Dalam penanganannya, apabila perilaku anak sudah tidak dapat dikendalikan oleh orang tua, maka disarankan untuk melibatkan tenaga profesional seperti psikolog anak guna mendapatkan penanganan yang tepat. Namun jika masih dapat dikontrol, maka peran orang tua harus dimaksimalkan.

“Jika sudah tidak bisa ditangani, anak bisa dibawa ke psikolog anak,” tuturnya.

Ia juga menyarankan penerapan metode reward dan punishment sebagai strategi dalam mengatur penggunaan media sosial, di mana anak diberikan akses setelah menyelesaikan kewajibannya seperti tugas sekolah, membantu orang tua, dan aktivitas sosial lainnya.

“Kalau anak sudah mengerjakan tugas dan aktivitasnya baik, boleh diberikan reward bermain media sosial,” sarannya.

Sebaliknya, jika anak tidak memenuhi kewajibannya, maka orang tua harus tegas untuk tidak memberikan akses, meskipun anak menunjukkan reaksi seperti tantrum, karena konsistensi menjadi kunci dalam membentuk perilaku anak.
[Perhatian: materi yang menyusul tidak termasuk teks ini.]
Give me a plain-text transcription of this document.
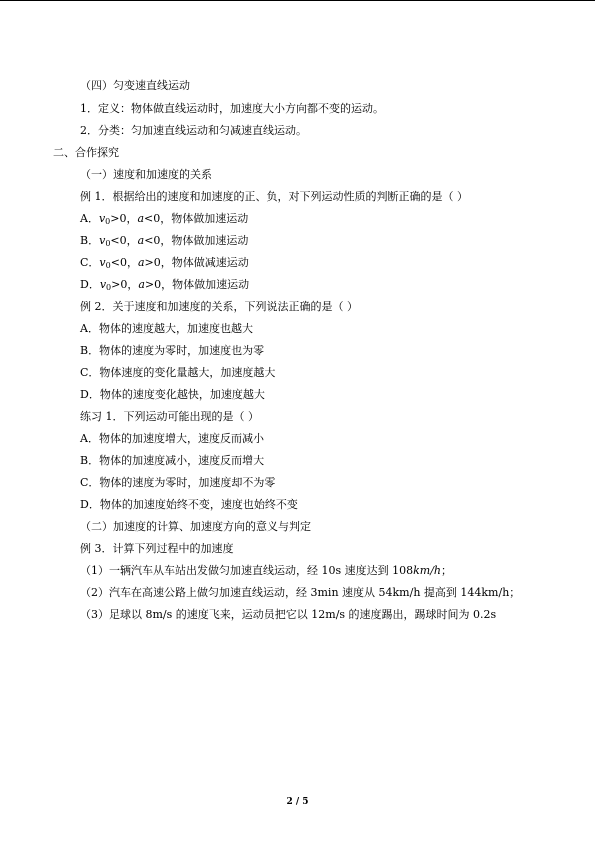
（四）匀变速直线运动
1．定义：物体做直线运动时，加速度大小方向都不变的运动。
2．分类：匀加速直线运动和匀减速直线运动。
二、合作探究
（一）速度和加速度的关系
例 1．根据给出的速度和加速度的正、负，对下列运动性质的判断正确的是（ ）
A．$v_0>0$，a<0，物体做加速运动
B．$v_0<0$，a<0，物体做加速运动
C．$v_0<0$，a>0，物体做减速运动
D．$v_0>0$，a>0，物体做加速运动
例 2．关于速度和加速度的关系，下列说法正确的是（ ）
A．物体的速度越大，加速度也越大
B．物体的速度为零时，加速度也为零
C．物体速度的变化量越大，加速度越大
D．物体的速度变化越快，加速度越大
练习 1．下列运动可能出现的是（ ）
A．物体的加速度增大，速度反而减小
B．物体的加速度减小，速度反而增大
C．物体的速度为零时，加速度却不为零
D．物体的加速度始终不变，速度也始终不变
（二）加速度的计算、加速度方向的意义与判定
例 3．计算下列过程中的加速度
（1）一辆汽车从车站出发做匀加速直线运动，经 10s 速度达到 108km/h；
（2）汽车在高速公路上做匀加速直线运动，经 3min 速度从 54km/h 提高到 144km/h；
（3）足球以 8m/s 的速度飞来，运动员把它以 12m/s 的速度踢出，踢球时间为 0.2s
2 / 5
“Meskipun anak tantrum, orang tua harus tetap tegas,” tegasnya.

Hilda juga mengatakan anak usia remaja, termasuk usia 16 tahun, pada dasarnya belum memiliki kontrol diri yang maksimal, sehingga masih sangat membutuhkan pendampingan dan pengawasan dari orang dewasa dalam menggunakan media sosial.

“Anak usia 16 tahun belum memiliki kontrol diri yang maksimal,” katanya.

Ke depan, ia berharap kebijakan pembatasan media sosial tidak hanya bersifat membatasi, tetapi juga mampu mengarahkan penggunaan yang sehat melalui penyaringan konten yang sesuai usia serta kolaborasi antara pemerintah, orang tua, dan sekolah.

“Pembatasan harus selaras dengan jenis tayangan sesuai usia anak,” terangnya.

Ia juga menekankan pentingnya peran sekolah dalam memberikan edukasi kepada anak mengenai dampak positif dan negatif penggunaan media sosial, sehingga anak dapat lebih bijak dalam memanfaatkannya di kehidupan sehari-hari.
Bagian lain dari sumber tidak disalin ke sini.